Funny thing learning. Some things you pick up or hear, and you immediately have them fixed in your mind. This is seldom though, unless what you hear or are taught (not the same thing) – gels with a past experience and your thinking about it. Perhaps I’m naturally slow on the uptake, but it’s taken a full 40 years for something I experienced many years ago to finally make some sense to me.
Our marvellous chief, Alec Clegg, had asked us to consider why one of his teachers, who worked in Castleford, was so successful. I was not alone among my fellow inspectors in Yorkshire in finding it hard to explain why. One of the first tasks Alec set me, fresh from my Essex headship, was to go to said teacher’s school. ‘Spend some time with her,’ he said. ‘And come back and tell me why she’s so good.’ I went – and was astonished.
Asking for help
This particular teacher had developed a unique way of teaching, called ‘Asking out’. It was based on the principle that if you didn’t know something, or otherwise needed help, you asked another child or went to the front and asked the whole class. Both questions and answers were delivered in standard English, the language of the BBC newsreader, and of course the language of education. If mistakes were made, they were, with perfect courtesy, corrected by other members of the class. Now, these were ordinary children (although like all children extraordinary in their talents) and their family-grown language was very far from standard English. As they spoke, the syntax and vocabulary they used were certainly not what they used in the playground or in their homes. It was a strange and somewhat unnerving experience to listen to them.
The children’s willingness to criticise and to be criticised led to outstanding quality in their work
Results speak for themselves
The wider effects were to be seen in the children’s attainments. Reading and spelling were of a particularly high standard and it was interesting also that their powers of observation were remarkably well developed. Their willingness to criticise and to be criticised led to outstanding quality in their work. Rather than the reasonably expected quarter of the class going on to grammar school, no less than 28 out of the 32 passed what was then the 11-plus examination.
I returned to Sir Alec and told him, ‘She’s a marvellous teacher and her method works superbly, but it’s a one off. We can’t generalise from it.’ I understand now I was wrong.

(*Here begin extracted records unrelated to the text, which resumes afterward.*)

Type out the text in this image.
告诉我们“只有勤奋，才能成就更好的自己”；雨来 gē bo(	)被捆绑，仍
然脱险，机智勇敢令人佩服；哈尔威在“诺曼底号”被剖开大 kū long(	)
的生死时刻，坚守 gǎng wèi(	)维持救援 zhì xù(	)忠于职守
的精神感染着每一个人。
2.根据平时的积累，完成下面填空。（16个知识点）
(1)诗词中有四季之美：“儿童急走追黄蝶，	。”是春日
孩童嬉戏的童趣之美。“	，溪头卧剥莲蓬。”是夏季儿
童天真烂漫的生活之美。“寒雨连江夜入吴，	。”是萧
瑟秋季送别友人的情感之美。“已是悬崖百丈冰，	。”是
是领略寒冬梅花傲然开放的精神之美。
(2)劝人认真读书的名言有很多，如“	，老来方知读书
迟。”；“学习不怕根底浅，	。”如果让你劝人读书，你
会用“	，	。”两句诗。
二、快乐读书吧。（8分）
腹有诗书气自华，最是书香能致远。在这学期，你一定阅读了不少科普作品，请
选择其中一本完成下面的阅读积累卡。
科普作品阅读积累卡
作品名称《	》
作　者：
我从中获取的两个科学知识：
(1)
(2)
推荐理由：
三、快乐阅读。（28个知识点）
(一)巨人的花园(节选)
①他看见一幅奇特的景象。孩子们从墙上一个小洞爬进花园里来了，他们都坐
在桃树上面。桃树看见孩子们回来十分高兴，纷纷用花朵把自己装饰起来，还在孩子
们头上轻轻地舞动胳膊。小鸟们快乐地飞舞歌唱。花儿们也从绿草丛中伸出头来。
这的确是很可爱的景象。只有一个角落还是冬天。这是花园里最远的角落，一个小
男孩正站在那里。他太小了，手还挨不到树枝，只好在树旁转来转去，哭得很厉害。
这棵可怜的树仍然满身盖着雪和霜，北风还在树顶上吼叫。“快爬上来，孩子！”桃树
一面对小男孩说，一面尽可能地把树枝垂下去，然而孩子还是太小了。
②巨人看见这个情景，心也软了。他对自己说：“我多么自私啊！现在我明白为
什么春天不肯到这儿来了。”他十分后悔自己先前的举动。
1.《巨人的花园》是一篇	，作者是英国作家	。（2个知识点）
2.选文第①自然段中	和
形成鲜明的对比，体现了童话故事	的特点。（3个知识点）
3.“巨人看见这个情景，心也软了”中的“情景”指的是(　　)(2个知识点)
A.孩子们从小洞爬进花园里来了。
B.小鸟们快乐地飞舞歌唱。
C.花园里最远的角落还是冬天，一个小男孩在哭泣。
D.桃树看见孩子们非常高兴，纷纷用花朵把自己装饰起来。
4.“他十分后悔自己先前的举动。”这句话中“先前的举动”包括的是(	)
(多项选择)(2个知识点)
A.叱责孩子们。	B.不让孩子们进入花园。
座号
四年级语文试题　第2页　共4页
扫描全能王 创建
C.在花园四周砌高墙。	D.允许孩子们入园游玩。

Over the years, I have come, like many others, to acknowledge the importance of speaking and listening. But until now, I never believed that disadvantaged children’s facility with the spoken word was crucial to their success. A study by John Bercow MP concluded that seven per cent of children have a serious communication problem. No, they don’t. Most of these children communicate perfectly well, but they do not do so using the standard English of the Foundation Stage literacy milestones, SATs or GCSEs. This is the heart of the problem we face, and it has taken me 40 years to realise that the inspirational teacher I observed all those years ago was showing us a way to deal with it.